Éditos

La forêt des mal-aimés

par Helen Faradji

La question est cruelle, souvent tabou. Mais elle hante forcément chaque créateur, surtout lorsque le moment de dévoiler son nouveau bébé approche. Comment faire face à un flop? Que se passera-t-il si personne ne veut faire de gentils gagous gagous, même pas par politesse, audit bébé? Comment se sortir de ce mauvais pas et surtout, surtout, qui désigner comme responsable afin de ne pas avoir à porter l’odieux d’un échec tout seul avec son ego?

Dans les dernières semaines et mois, deux cinéastes ont eu à expérimenter ce versant moins sympathique des choses. Xavier Dolan, d’abord, au Festival de Cannes, où des critiques assassines l’ont fait redébouler le tapis rouge dans l’autre sens avec son Juste la fin du monde (il s’en est tout de même sorti avec un Grand Prix ce qui a de quoi consoler même les plus boudeurs). Et Derek Cianfrance dont le The Light Between Oceans s’est lui aussi mangé une volée de bois vert critique après sa présentation au dernier Festival de Venise (et une sortie en salles nord-américaine simultanée).

Par deux fois, dans les derniers mois, les critiques auront donc eu la dent dure avec deux chouchous de la scène internationale et si Dolan a, dans quelques récentes entrevues, avoué sans qu’on ne l’y force trop que tout cela l’avait blessé au plus haut point, Cianfrance, ou plutôt sa femme, a eu pour sa part une réaction pour le moins… originale.
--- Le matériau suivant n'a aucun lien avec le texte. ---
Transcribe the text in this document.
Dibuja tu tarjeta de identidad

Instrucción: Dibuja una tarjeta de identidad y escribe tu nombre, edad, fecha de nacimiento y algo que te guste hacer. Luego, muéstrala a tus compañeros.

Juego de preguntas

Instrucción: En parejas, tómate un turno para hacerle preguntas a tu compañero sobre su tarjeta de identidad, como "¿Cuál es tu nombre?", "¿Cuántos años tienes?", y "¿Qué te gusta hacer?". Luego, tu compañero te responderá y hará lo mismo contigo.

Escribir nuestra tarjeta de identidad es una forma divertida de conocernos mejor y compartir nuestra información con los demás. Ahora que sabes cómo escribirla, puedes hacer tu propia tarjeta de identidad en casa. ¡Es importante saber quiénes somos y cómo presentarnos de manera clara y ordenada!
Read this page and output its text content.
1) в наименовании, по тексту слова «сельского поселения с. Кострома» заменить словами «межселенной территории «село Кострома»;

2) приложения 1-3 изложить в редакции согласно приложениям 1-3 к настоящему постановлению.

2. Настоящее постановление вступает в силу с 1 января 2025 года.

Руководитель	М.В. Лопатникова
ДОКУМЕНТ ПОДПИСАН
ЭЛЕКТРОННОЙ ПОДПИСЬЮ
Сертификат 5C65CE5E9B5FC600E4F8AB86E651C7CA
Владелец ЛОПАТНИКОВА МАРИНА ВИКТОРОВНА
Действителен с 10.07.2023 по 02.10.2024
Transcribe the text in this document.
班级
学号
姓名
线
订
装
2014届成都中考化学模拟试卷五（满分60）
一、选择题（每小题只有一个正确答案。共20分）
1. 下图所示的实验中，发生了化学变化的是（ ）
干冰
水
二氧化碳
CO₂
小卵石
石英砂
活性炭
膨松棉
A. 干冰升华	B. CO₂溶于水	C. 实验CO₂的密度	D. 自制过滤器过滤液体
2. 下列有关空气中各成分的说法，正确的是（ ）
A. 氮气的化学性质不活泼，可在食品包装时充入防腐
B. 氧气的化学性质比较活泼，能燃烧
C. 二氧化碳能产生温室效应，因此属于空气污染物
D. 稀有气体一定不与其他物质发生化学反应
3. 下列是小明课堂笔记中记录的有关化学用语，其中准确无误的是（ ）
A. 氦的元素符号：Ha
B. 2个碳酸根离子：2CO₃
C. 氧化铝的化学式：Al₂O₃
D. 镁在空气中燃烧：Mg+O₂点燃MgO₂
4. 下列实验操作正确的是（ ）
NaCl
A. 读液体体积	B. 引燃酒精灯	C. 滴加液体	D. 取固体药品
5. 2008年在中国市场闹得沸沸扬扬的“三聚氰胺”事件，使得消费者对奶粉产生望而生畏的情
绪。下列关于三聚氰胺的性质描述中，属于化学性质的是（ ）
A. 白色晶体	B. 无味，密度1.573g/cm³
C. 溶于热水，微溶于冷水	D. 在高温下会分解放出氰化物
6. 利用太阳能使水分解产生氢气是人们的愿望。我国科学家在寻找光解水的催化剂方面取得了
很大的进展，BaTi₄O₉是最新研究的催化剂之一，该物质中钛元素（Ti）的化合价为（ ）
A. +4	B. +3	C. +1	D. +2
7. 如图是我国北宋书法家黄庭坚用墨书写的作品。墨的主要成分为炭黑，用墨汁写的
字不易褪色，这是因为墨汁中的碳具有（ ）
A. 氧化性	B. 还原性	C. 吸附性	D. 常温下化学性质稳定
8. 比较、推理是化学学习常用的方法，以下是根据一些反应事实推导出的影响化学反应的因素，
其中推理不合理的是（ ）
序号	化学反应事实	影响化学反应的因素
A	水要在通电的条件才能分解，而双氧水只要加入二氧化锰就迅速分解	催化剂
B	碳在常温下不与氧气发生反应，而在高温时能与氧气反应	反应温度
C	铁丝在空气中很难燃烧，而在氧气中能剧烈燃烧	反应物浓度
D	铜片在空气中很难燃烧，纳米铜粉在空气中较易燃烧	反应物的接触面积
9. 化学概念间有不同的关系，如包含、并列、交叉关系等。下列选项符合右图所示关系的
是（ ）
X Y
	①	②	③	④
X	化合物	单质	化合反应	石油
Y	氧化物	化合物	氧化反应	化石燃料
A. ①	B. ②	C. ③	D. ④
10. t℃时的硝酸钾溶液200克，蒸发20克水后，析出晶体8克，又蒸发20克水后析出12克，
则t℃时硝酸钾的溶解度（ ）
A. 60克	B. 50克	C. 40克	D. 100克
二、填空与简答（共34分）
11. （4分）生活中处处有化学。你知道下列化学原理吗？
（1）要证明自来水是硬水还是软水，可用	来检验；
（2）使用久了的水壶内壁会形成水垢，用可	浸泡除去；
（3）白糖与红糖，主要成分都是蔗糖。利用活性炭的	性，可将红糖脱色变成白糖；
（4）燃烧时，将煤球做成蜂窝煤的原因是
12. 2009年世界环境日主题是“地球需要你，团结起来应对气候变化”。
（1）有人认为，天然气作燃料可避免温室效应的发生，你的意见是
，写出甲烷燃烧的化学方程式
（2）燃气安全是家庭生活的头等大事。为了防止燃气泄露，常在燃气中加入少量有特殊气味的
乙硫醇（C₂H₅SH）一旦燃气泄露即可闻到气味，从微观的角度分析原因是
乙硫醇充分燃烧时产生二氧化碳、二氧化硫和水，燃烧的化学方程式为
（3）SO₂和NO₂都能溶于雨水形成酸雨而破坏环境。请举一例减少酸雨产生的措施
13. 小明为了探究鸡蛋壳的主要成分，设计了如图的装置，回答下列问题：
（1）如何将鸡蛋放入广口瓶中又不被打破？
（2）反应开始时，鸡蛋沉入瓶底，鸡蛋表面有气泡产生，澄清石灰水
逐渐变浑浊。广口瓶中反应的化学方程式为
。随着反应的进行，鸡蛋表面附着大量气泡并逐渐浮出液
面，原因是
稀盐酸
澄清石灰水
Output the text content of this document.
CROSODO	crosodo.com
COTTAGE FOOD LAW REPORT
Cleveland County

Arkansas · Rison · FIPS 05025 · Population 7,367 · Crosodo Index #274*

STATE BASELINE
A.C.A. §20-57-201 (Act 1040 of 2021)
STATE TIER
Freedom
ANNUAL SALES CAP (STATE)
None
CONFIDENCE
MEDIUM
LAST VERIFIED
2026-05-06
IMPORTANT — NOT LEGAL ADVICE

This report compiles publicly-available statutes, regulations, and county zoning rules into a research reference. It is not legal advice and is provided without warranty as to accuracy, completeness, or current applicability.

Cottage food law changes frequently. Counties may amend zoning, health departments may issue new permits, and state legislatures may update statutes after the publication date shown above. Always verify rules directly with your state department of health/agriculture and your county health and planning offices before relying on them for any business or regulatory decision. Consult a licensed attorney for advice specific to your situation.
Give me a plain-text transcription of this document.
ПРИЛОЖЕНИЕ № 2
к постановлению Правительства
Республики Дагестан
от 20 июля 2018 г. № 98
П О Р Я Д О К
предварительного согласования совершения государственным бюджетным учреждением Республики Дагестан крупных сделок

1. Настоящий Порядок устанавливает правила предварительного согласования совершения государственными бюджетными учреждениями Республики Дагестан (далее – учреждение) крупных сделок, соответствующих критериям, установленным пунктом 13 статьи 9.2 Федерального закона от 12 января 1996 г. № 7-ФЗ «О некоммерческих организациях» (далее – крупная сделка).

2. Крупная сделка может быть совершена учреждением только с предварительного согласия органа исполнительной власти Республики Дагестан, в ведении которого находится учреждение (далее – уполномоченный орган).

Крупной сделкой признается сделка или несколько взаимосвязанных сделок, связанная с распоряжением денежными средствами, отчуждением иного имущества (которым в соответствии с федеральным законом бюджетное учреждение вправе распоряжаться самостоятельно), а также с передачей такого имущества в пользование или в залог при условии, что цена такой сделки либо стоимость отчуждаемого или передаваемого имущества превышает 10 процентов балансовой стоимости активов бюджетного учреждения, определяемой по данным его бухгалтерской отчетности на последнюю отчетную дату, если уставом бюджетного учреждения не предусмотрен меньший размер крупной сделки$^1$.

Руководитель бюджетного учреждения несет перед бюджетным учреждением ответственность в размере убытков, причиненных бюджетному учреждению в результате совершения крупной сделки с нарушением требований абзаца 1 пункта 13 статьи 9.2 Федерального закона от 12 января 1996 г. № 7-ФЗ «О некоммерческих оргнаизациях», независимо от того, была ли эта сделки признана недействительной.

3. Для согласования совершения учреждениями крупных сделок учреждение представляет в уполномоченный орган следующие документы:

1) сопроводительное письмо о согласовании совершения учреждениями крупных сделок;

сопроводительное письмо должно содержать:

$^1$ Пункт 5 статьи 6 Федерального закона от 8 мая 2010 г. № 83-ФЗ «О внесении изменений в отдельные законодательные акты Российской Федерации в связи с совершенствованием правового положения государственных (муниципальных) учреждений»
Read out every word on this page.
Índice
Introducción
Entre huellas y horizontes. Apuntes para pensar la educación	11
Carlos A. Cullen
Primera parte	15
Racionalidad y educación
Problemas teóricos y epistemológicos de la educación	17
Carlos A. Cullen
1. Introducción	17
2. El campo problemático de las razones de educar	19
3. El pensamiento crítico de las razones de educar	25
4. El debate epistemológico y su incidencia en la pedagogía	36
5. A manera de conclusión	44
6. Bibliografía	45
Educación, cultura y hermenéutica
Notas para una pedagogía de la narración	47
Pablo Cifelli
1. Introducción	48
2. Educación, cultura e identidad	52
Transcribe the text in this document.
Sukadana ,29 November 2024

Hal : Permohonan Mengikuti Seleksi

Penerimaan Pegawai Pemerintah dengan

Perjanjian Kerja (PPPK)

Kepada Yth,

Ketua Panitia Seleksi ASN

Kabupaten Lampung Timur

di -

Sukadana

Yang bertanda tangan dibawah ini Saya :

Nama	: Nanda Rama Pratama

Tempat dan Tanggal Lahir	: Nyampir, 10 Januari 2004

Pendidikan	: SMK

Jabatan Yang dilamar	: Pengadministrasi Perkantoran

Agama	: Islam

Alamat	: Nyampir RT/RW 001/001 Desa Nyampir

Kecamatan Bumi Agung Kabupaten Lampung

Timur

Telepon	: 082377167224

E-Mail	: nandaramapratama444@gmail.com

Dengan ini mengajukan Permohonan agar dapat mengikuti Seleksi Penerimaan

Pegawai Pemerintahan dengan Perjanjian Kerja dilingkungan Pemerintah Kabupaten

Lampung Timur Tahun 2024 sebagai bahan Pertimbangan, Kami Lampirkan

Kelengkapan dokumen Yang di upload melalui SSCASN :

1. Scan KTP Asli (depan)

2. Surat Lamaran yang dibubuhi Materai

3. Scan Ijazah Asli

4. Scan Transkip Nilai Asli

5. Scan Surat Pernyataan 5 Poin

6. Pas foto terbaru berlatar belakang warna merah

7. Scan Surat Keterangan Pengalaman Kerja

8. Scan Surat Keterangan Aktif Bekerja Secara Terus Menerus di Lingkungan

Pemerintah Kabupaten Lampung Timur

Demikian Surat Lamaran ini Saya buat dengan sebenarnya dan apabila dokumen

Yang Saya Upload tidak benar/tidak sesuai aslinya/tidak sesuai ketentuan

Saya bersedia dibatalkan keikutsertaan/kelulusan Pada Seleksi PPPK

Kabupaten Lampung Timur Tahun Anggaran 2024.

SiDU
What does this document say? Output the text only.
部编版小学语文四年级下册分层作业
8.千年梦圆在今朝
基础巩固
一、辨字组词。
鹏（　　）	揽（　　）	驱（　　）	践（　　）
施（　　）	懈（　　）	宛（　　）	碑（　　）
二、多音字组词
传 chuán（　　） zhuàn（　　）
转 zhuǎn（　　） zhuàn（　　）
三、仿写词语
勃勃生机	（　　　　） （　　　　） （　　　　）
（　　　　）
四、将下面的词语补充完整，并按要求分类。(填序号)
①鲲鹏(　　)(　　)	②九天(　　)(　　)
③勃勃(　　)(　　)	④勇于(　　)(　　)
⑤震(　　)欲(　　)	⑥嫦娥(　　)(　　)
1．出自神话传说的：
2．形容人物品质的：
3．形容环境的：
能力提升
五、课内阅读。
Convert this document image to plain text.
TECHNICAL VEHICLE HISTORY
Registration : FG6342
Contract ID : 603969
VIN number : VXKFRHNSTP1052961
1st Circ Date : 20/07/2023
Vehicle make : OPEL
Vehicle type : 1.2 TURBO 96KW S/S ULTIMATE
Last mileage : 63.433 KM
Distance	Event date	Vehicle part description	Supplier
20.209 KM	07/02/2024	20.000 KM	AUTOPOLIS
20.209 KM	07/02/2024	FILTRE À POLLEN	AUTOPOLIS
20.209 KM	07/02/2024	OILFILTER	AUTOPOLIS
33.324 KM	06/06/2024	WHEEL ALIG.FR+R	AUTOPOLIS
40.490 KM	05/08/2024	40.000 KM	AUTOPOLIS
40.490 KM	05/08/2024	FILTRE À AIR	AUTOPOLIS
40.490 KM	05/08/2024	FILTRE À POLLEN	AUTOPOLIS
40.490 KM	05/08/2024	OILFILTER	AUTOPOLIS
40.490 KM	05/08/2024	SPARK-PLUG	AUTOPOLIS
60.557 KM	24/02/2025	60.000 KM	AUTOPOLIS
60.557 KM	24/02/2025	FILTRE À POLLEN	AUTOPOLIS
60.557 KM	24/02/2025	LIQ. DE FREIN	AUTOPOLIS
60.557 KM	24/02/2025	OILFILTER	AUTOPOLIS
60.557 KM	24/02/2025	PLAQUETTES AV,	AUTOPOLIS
C’est par une lettre ouverte hallucinante, écrite du point de vue du privilège perché tout là-haut là-haut et parue sur The Talkhouse que Shannon Plumb a en effet dénoncé le traitement réservé par les méchants critiques – en particulier le meilleur, Anthony Lane du New Yorker -, au gentil mélo de son gentil mari en leur reprochant de ne pas avoir respecté l’embargo et d’avoir craché leur venin avant la première à Venise. «Critics can be like horseflies sucking blood from thoroughbreds. If they want your blood, they’re going to cling on no matter how fast you run » ou plus loin « The critics are not a voice for the people, yet they can affect the reputation and success of the movie. By writing early and with vehemence against ‘The Light Between Oceans,’ it probably lost a couple million dollars in its first weekend. The first weekend is still the most important weekend for the movie. It determines the life a movie will have in theaters. » explique-t-elle

Commençons par l’embargo critique qui est probablement une des idées les plus impraticables et les plus stupides jamais inventées et témoigne, en général, d’un immense manque de confiance du distributeur en son film. Non, Mme Plumb, l’embargo n’est pas un barrage pour que votre confort soit assuré. Il ne sert à rien. Jamais. Évidemment, personne n’aime se faire dire que son travail, c’est de la bouette. Mais qu’on le dise avant, après ou même pendant n’y changera pas grand-chose.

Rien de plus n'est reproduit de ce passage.